Many years ago I found myself in a slip of a restaurant in the West Village drinking red wine with the playwright Sam Shepard.
It was before I graduated school. Before I learned that red wine always leaves me on the bathroom floor. Before I ever really put to pen to paper and figured out just how much it was I loved words.
This is what I remember: Amy Winehouse was on the radio. We talked about horses, his farm, not being terribly keen on New York (my phrasing, not his). And when we walked down the street together he placed his palm against my neck in a way that I've spent every day since hoping some other man will do without me having to ask. I felt like a marionette in his hands and it was heaven.
When the night ended he kindly walked me to the subway.
And that was all.
What everyone wanted to know, right after, as I attempted to describe the event of pseudo-date with famed American Playwright, Sam Shepard, was if he spoke about writing--he's notoriously private about many things.
And the thing is, yes, he did.
I'm quite sure. My only hesitation is that through the muck and fuzz of red wine and that time in my life I don't remember terribly well, could I possibly have made the next bit up? I don't think so because what follows is fascinating and let's be honest, I'm not all that clever. He spoke of his love of music and how what he really wanted to do was be a musician--a rocker--and because he didn't know how, or couldn't, he wrote plays. And writing, just as he did--writing plays--was his music.
I've always been a late-bloomer. Slow to catch on or catch up. I now calm my parents by telling them I have a decidedly longer-arc and surely that's okay?
It was only after college that I fell in love with writing. Only after college that I thought oh, these delicious words that I spent so much catapulting out of my mouth into dark theaters, I quite like the part that happens before.
And it was in other dark theaters, after college, that I stood before stages feeling the literal vibration of sound waves in my chest and the weight of words--the goddamn weight of some very, very good and very true words.
It was love.
Two love stories. Happening side by side. Twin strands that braided together made one long rope that pulled me to dry land. Out of the great big blue and into my life.
I can't write music and I sure as hell can't make it. But everything I've ever written in the last few years has been an attempt at it. My graceless offerings that I lay at the alter of Art. This is my music--small essays made of little more than sounds and beats and that which I hold dear and true.
At the age of eighteen--still many years before meeting Sam--having just moved to New York and knowing nothing--absolutely so little about anything of import--most especially how much I had yet to know, my first boyfriend asked who my Ella was.

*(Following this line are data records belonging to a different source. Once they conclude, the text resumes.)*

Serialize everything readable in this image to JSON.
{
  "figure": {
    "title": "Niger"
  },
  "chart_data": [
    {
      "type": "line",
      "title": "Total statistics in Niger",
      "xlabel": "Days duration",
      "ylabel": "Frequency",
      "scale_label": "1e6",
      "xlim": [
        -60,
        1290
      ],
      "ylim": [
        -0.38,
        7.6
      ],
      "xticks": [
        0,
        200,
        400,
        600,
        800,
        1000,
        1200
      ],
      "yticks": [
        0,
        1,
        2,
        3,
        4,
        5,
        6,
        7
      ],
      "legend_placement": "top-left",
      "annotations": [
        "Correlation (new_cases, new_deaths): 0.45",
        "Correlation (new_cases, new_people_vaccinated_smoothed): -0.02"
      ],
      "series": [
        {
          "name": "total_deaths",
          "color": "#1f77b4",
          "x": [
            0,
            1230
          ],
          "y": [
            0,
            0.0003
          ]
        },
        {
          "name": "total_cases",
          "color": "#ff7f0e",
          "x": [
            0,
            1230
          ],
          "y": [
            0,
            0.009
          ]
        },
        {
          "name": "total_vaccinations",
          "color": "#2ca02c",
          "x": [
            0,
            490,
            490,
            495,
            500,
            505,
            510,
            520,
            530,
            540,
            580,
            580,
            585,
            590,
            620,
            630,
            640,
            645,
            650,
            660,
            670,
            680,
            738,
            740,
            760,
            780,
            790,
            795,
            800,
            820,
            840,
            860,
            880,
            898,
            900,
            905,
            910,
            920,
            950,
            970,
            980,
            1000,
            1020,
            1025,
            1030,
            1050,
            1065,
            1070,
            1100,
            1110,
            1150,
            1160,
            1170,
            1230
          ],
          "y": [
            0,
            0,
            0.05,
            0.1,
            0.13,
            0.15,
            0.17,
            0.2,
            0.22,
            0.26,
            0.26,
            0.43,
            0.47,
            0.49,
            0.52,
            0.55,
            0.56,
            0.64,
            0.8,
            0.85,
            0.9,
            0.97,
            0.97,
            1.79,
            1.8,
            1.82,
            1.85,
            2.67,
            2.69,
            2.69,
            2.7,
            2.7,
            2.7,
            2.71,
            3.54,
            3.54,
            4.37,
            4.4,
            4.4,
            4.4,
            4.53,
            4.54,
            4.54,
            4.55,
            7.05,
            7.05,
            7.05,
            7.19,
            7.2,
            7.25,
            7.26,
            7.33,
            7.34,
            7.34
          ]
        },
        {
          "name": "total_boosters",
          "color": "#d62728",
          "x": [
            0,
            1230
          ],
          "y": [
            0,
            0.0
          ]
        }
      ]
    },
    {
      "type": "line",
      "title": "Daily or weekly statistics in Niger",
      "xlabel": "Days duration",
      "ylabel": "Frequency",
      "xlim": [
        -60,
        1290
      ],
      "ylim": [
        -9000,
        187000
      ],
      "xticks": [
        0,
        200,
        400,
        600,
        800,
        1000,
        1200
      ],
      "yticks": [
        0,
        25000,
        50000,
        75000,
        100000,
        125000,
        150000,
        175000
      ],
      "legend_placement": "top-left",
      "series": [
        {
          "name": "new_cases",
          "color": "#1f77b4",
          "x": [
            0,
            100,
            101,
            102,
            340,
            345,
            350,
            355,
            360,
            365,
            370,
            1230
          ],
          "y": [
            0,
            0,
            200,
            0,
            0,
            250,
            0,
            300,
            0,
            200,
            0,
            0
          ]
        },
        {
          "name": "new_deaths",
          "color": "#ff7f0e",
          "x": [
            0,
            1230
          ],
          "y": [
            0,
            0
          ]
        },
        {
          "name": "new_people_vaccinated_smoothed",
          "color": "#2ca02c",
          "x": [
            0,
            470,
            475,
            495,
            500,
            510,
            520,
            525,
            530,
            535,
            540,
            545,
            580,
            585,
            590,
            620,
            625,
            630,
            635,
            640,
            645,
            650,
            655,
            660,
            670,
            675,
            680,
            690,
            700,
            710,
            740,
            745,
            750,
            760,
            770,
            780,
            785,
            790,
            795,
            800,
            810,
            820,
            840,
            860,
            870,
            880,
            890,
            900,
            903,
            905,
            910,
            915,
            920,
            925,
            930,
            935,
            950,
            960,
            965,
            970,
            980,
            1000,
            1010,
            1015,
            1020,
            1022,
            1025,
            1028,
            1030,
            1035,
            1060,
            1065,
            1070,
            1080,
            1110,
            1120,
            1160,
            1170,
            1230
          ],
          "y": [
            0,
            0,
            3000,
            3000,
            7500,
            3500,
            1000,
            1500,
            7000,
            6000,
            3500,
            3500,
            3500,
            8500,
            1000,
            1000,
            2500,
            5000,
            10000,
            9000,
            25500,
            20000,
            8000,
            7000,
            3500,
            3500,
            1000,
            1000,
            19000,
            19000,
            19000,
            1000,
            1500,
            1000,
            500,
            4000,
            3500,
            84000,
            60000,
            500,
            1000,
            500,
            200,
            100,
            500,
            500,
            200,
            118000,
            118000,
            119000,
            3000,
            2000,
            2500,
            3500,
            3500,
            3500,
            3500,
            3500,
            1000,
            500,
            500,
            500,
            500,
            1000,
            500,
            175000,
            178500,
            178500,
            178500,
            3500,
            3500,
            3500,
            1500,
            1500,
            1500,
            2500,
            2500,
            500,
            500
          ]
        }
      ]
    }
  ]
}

I didn't understand the question.
You know, who's your Ella Fitzgerald? What music absolutely undoes you? Hell if I know. Man, I can't wait till you find out. The finding out--that's the best part. I can't tell you how many times I've thought back on that moment--how many times I've written about it. I had no idea as it was being asked how that question would hang over me, inform what was to follow.
The search for Ella.
In the past few years I've come to say I found her in the folk movement of the Pacific Northwest. Or maybe the sounds coming out of London these last few years.
But on Monday night, standing on a little patch of grass in Central Park, listening to The Avett Brothers, I thought, oh yes, here she is, this is it.
Nearly nine years later and I've got my answer.
He was right. Damn, he was right. There's nothing like the finding out.